Button Bindings in Normal Mode

1
Activate a cell at the cursor.
2
Center the universe view on the cursor.
3
Delete a cell at the cursor.

Button Bindings with Tentative Pattern Loaded

1
Move pattern to current position.
2
Flip pattern about its x-axis.
3
Rotate pattern clockwise about its origin.

Load File Format

A .life image file is an ordinary text file consisting of lines terminated by the newline character. It is interpreted as one or more image sections separated by section lines beginning with '#'. Lines led by `##' are considered comments and ignored.

Each image section is interpreted according to the format letter following its section line #. The format letters are:

A -- Absolute. Each line is interpreted as an absolute (x,y) coordinate pair.

R -- Relative. Each line is interpreted as a relative (x,y) coordinate pair.

P -- Picture. Each line in the section is interpreted as a scan line of a relative image. Each '*' character turns the corresponding bit on. All other characters leave the corresponding bit off.

I -- Include. A #I line should have whitespace-separated fields after the #I consisting of a pattern name and five optional integer parameters (x, y offsets, rotation, flip, and delay as defined in the document NEWINCLUDE). The named pattern is loaded as if it had been included in the image at this point with the given transformation applied. The offsets, if present, displace the load point of the pattern relative to the current mouse position. The include facility is useful for assembling `sampler' collections of interesting patterns, as well as maintaining structured representations of complex patterns.

B and E -- Pattern blocks. Patterns enclosed by #B <name> and #E lines are skipped when loading a whole file, but may be accessed by adding :<name> to the file name. They are useful for bundling related patterns into the same file.

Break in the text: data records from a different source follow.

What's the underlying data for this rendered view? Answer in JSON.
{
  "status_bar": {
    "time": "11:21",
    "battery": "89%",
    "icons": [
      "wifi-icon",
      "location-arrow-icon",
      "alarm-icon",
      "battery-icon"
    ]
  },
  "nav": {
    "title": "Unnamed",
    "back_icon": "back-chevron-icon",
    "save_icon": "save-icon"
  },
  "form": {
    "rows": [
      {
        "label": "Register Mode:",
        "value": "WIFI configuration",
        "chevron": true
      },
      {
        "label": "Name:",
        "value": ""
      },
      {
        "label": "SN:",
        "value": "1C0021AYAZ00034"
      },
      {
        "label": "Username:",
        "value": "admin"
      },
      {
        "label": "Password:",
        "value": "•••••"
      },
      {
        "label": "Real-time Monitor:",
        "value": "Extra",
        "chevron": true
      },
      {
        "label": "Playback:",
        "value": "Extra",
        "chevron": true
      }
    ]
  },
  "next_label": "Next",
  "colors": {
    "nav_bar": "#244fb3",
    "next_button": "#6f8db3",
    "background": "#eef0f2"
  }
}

Access is by sequentially skipping lines not in the block, so excessive numbers of blocks in the same file may slow down the loading process. Pattern blocks may not be nested.

Relative image sections are normally drawn with 0,0 on the current mouse position (coordinates may be negative). This may be changed by including a pair of whitespace-separated integers after the format character. If this is done, these will be interpreted as a pair of x and y offsets, and the image section will be drawn with its upper left corner displaced from the cursor position by those offsets. This facility can be used to write image files that will load patterns centered on the cursor.

A leading image section with no header line is treated as though it had a `#A' header. Thus, version 1.00 image files will load properly.

N -- Name This line contains the internal name of the pattern (which may differ from the XXX.life name of the file.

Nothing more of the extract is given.